There’s nothing new about this federal, state, local collaboration in the domestic war on drugs. In fact, what’s especially striking is just how old and static are the federally funded drug control strategies and programs in Arizona.
What is new, however, is how the current alarm about border security is stimulating traditional drug war operations in Arizona. Anti-narcotics task forces at the local level are benefiting from new DOJ assistance and from the increased participation of federal agents deployed to the state in the name of border security. New sources of federal anti-narcotics funding are also spurring increases in drug-related forensics, arrests, prosecutions, and imprisonment in Arizona.
Whether at the state or county government level, the war on drugs is the main prism through which criminal justice and law enforcement agencies view crime and violence. The new strategy statement of the Arizona Criminal Justice Commission, titled Arizona’s 2008-2011 State Strategy: Drug, Gang, and Violent Crime Control, asserts that “border states will continue to ground zero in the war in drugs.”
The mission of ACJC is “To sustain and enhance the coordination, cohesiveness, productivity, and effectiveness of the criminal justice system in Arizona.” However, reading its new strategy statement, one would think that that ACJC is a drug war agency not one dedicated to finding ways to improve criminal justice in Arizona. Aside from added references to border-related drugs and crime, ACJC’s current strategy statement largely echoes the same strategies and priorities set forth since its creation in 1987.

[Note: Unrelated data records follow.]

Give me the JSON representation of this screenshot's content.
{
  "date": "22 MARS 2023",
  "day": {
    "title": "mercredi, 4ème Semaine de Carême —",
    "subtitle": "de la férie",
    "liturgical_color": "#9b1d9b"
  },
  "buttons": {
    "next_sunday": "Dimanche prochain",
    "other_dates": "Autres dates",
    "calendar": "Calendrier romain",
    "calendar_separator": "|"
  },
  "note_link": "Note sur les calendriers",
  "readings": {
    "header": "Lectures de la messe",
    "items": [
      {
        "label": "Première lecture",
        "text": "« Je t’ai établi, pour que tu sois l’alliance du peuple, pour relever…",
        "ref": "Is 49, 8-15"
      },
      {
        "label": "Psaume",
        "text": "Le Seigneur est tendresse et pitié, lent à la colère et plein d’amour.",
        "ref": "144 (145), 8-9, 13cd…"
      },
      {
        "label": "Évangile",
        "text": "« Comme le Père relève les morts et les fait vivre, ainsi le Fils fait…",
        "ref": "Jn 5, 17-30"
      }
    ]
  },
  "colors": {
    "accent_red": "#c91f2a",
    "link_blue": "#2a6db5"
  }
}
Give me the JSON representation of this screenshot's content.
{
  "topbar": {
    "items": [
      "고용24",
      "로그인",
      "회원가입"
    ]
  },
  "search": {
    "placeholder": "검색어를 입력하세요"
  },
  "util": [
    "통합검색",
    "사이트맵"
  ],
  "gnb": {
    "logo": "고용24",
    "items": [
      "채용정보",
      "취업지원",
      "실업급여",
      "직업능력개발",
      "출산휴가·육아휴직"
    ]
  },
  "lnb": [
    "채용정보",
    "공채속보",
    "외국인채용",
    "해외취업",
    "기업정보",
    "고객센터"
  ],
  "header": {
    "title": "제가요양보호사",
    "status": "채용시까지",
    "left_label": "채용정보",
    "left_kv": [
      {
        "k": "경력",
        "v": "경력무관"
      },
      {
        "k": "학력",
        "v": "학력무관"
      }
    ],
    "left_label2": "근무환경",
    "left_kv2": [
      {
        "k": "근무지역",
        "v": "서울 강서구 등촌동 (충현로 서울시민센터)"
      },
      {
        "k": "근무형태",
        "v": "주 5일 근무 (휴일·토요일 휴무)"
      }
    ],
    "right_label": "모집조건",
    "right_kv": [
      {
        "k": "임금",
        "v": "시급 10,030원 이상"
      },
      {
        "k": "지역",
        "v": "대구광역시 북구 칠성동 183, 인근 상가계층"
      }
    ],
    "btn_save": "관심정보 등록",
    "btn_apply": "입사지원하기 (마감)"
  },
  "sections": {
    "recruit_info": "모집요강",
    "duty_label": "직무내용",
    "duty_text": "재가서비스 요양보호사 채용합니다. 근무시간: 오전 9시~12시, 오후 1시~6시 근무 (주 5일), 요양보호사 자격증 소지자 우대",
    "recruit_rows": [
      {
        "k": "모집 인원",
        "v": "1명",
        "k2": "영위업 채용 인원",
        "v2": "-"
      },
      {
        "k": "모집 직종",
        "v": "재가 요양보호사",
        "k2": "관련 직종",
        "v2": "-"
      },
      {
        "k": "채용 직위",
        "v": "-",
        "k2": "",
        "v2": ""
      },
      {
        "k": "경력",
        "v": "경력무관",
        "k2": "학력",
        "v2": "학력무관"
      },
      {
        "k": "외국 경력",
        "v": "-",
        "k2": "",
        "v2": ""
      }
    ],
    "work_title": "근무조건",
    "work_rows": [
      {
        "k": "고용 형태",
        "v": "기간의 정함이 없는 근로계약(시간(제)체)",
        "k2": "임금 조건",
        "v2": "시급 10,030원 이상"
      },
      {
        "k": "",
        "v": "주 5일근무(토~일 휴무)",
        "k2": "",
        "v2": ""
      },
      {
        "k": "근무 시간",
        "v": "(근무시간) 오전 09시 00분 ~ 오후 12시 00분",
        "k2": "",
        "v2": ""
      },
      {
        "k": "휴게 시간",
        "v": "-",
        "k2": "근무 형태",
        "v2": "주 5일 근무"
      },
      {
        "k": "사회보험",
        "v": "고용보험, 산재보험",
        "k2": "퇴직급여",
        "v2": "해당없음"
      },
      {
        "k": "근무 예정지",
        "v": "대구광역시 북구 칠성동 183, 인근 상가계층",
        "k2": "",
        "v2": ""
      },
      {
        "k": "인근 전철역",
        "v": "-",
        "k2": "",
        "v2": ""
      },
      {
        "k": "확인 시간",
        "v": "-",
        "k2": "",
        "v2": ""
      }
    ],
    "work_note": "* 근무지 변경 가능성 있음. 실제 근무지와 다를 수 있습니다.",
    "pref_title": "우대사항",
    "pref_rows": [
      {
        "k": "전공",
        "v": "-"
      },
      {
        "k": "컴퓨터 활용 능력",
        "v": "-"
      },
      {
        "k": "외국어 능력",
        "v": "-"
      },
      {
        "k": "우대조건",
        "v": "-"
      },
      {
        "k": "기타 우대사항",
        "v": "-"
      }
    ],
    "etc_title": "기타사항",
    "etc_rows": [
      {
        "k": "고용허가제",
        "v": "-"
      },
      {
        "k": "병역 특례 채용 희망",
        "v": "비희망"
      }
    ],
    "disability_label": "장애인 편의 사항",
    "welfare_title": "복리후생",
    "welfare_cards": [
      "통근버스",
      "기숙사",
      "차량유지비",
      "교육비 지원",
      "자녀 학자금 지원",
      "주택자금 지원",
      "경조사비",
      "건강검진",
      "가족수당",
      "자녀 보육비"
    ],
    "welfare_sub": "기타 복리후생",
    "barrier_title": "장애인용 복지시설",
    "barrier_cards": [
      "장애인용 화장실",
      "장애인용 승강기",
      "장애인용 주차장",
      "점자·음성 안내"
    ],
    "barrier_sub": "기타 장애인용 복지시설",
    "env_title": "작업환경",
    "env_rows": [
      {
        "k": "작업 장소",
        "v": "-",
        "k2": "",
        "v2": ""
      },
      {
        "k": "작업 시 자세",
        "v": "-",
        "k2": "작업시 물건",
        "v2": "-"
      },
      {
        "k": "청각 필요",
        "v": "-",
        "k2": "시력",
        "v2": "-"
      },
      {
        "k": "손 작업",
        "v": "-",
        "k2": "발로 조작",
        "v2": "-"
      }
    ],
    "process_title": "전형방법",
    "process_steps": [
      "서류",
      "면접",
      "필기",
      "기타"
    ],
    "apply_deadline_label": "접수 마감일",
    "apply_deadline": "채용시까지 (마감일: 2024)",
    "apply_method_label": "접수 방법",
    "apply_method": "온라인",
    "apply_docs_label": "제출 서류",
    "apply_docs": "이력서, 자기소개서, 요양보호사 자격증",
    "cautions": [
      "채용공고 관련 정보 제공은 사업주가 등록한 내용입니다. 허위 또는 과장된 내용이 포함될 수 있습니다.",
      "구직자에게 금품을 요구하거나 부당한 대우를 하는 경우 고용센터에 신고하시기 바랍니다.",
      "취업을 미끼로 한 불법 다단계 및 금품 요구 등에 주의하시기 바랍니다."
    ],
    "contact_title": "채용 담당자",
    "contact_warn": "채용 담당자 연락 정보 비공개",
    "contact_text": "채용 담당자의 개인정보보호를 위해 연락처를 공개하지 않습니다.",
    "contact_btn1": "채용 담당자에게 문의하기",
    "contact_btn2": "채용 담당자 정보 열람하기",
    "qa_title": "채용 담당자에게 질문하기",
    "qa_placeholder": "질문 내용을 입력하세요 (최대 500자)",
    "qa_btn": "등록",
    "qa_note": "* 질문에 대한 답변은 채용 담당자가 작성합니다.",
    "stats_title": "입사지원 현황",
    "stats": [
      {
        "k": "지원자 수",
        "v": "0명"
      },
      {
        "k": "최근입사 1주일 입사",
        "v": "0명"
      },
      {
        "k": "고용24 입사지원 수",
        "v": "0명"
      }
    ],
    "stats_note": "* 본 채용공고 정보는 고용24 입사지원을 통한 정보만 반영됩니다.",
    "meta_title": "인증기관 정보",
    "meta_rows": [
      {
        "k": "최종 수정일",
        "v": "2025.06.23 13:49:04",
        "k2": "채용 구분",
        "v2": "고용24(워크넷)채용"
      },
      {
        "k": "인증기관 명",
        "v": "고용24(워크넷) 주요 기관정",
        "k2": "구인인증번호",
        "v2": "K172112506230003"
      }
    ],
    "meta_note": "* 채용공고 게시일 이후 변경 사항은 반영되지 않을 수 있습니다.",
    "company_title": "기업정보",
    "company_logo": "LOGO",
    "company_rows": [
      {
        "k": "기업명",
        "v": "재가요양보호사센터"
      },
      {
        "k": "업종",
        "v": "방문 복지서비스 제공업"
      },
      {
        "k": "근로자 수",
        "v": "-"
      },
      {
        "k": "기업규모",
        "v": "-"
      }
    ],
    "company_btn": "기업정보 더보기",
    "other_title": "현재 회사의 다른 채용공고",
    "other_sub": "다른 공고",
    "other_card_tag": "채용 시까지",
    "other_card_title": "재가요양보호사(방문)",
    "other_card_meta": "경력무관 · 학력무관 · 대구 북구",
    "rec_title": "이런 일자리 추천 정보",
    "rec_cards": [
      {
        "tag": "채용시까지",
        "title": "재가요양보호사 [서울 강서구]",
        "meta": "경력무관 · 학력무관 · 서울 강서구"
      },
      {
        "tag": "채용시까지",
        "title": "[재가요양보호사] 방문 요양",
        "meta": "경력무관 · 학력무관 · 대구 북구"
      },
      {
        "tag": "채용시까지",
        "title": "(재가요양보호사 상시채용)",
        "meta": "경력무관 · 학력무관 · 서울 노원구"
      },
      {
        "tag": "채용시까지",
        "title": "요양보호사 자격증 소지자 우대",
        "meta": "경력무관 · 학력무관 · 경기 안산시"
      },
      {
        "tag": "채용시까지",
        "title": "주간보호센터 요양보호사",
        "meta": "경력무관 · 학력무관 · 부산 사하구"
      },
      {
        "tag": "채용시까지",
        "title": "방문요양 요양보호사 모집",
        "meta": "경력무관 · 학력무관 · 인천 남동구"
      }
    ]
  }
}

Not only does ACJC – which depends almost exclusively on DOJ criminal justice assistance grants – regard criminal justice largely through the drug war prism, it has never substantially altered its drug war priorities. Among ACJC’s stated priorities, number one is using Byrne JAG grants to fund multi-jurisdictional, multi-agency drug task forces, like the Cochise County Border Alliance and the Pinal County Multi-Jurisdictional Narcotics Task Force. Coming in last, as usual, is the “final priority [to] support proven prevention and education programs that focus on substance abuse programs.” Funding for drug forensics, prosecution, and data management are middle-range ACJC priorities.
Since 1987 ACJC, using JAG pass-through grants, has steadily expanded the number and reach of the state’s narcotics task forces – essentially units of undercover narcs – from four to sixteen. New injections of federal public safety and criminal justice assistance, largely through the American Recovery and Stimulus Act (ARRA) of 2009, have allowed state and local law enforcement and criminal justice agencies to keep to this traditional albeit failed strategy of drug-war directed criminal justice improvement. In 2009 ACJC received a $25.6 million in JAG ARRA funding to continue its same failed strategy.
ACJC, like the local narc squads it funds, brandishes annual arrays of arrest and seizure statistics to demonstrate its worth, and marijuana is routinely designated public enemy number one. According to ACJC, the ACJC-supported drug “task forces operating along the border are the first line of defense in marijuana, drug-trafficking operations.”
In 2007 marijuana seizures rose to 276,906 pounds, up from 221,205 pounds in 2004. Nonetheless, ACJC acknowledges that “marijuana remains readily available and is considered the most widely used illegal drug throughout the state.”